COMFORTS & COLISEUMS
About 4 years ago Mitchell’s great grandmother passed away. We attended her funeral deep in the heart of Wyoming, far from civilization as we knew it. It was early spring and the air was cold and vaguely punishing. Driving through the barren, lonely landscape of Wyoming I couldn't help but think about the many hardships and struggles experienced by the generations that came before us. Old brick and wood ruins lay sun-baked and weathered in grassy fields like fossils from an era long gone.
The eulogies were beautiful and gave tribute to a wonderful woman who lived a full life and did the best she could with her circumstances. She was my wife’s grandmother, and without her contribution to the gene pool my wife wouldn't exist, and neither would Mitch.
My children were too young to appreciate all that was happening; they, like me as a child, were more focused on cousins and casseroles. After the funeral service our family followed the remains of this lovely woman to the hearse. While all the young boys were busy fidgeting about in their suit jackets, Mitch sat there arrested … peering into shadows of a vehicle that contained no ordinary wood box. My son's eyes were fixed, deeply contemplative and ignored everything around him. It was as though Mitch sensed something was coming in the not-too-distant future.
Later that night Mitchell would ask me about death and the life after. He was genuinely curious and his questions went beyond the superficial concepts one would expect from a young child. I sensed in him a sincere desire to understand the realities of life and death. He wanted to know that which can only be seen and understood with spiritual eyes. As I sat at the edge of his bed, I shared with him some sacred experiences I had surrounding my father’s death about 18 years prior. While I will not share what we discussed, I did tell my son that I know that such a place exists. I know it as surely as I know my wife and children are in the next room. There was a peaceful, reassuring spirit that touched both of our hearts. Mitchell’s young mind was beginning to put the pieces together.

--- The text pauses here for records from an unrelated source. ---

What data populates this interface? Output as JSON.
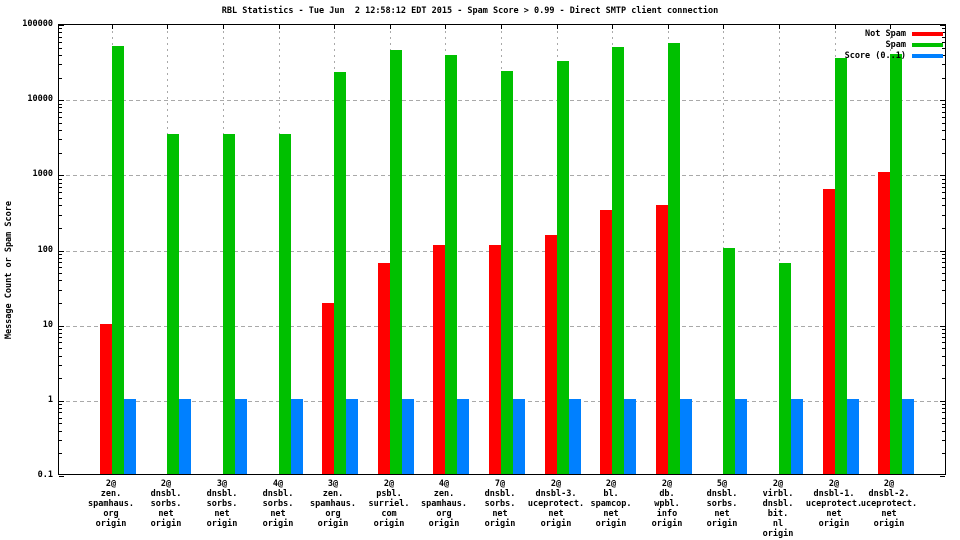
{
  "chart_data": {
    "type": "bar",
    "title": "RBL Statistics - Tue Jun  2 12:58:12 EDT 2015 - Spam Score > 0.99 - Direct SMTP client connection",
    "ylabel": "Message Count or Spam Score",
    "xlabel": "",
    "y_scale": "log",
    "ylim": [
      0.1,
      100000
    ],
    "grid": true,
    "legend_position": "top-right",
    "yticks": [
      100000,
      10000,
      1000,
      100,
      10,
      1,
      0.1
    ],
    "ytick_labels": [
      "100000",
      "10000",
      "1000",
      "100",
      "10",
      "1",
      "0.1"
    ],
    "gridline_values": [
      10000,
      1000,
      100,
      10,
      1
    ],
    "categories": [
      [
        "2@",
        "zen.",
        "spamhaus.",
        "org",
        "origin"
      ],
      [
        "2@",
        "dnsbl.",
        "sorbs.",
        "net",
        "origin"
      ],
      [
        "3@",
        "dnsbl.",
        "sorbs.",
        "net",
        "origin"
      ],
      [
        "4@",
        "dnsbl.",
        "sorbs.",
        "net",
        "origin"
      ],
      [
        "3@",
        "zen.",
        "spamhaus.",
        "org",
        "origin"
      ],
      [
        "2@",
        "psbl.",
        "surriel.",
        "com",
        "origin"
      ],
      [
        "4@",
        "zen.",
        "spamhaus.",
        "org",
        "origin"
      ],
      [
        "7@",
        "dnsbl.",
        "sorbs.",
        "net",
        "origin"
      ],
      [
        "2@",
        "dnsbl-3.",
        "uceprotect.",
        "net",
        "origin"
      ],
      [
        "2@",
        "bl.",
        "spamcop.",
        "net",
        "origin"
      ],
      [
        "2@",
        "db.",
        "wpbl.",
        "info",
        "origin"
      ],
      [
        "5@",
        "dnsbl.",
        "sorbs.",
        "net",
        "origin"
      ],
      [
        "2@",
        "virbl.",
        "dnsbl.",
        "bit.",
        "nl",
        "origin"
      ],
      [
        "2@",
        "dnsbl-1.",
        "uceprotect.",
        "net",
        "origin"
      ],
      [
        "2@",
        "dnsbl-2.",
        "uceprotect.",
        "net",
        "origin"
      ]
    ],
    "series": [
      {
        "name": "Not Spam",
        "color": "#ff0000",
        "values": [
          10,
          null,
          null,
          null,
          19,
          64,
          110,
          110,
          150,
          330,
          380,
          null,
          null,
          610,
          1040
        ]
      },
      {
        "name": "Spam",
        "color": "#00c000",
        "values": [
          50000,
          3300,
          3300,
          3300,
          22000,
          44000,
          37500,
          23000,
          31000,
          48000,
          54000,
          103,
          65,
          34000,
          38500
        ]
      },
      {
        "name": "Score (0..1)",
        "color": "#0080ff",
        "values": [
          1,
          1,
          1,
          1,
          1,
          1,
          1,
          1,
          1,
          1,
          1,
          1,
          1,
          1,
          1
        ]
      }
    ],
    "colors": {
      "axis": "#000000",
      "grid": "#a9a9a9",
      "background": "#ffffff"
    }
  }
}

While I want so badly to pierce the veil of darkness between this life and the world beyond, I cannot. It is not meant for us to go there for reasons designed to strengthen and refine our souls; to build spiritual discipline and faith. And faith is a power so often talked about but little understood.
I have been taught that you cannot force a spiritual experience any more than you can force an egg to hatch before its time. But you can create a climate that fosters spiritual growth, nourishes and protects our souls and opens our spiritual eyes to that which cannot be seen or understood with mortal senses. But all too often we turn our pain into anger or pseudo intellectualism that would splinter the delicate spiritual fabric of our souls. It is ironic that, being mortal and flawed, we run from the very things that can save us.
We have all seen it time and again; when tragedy comes it is human nature to stand a little taller, to serve a little more and to look upward for heavenly help. It is easy to do the right things when the storms of life threaten to destroy the comforts and coliseums we build around us.
What is more telling of us is what we do when the sun is shining.
Losing my son has been a colossal emotional storm. One day when the strong emotional waves and hurricane-force winds subside, I vow to keep my eyes on true north and do what matters most. Because the time will come when, like my precious son, I will be placed in a box beside him and buried from human sight. And none of the comforts and coliseums we may be tempted to chase after will matter. Not one bit.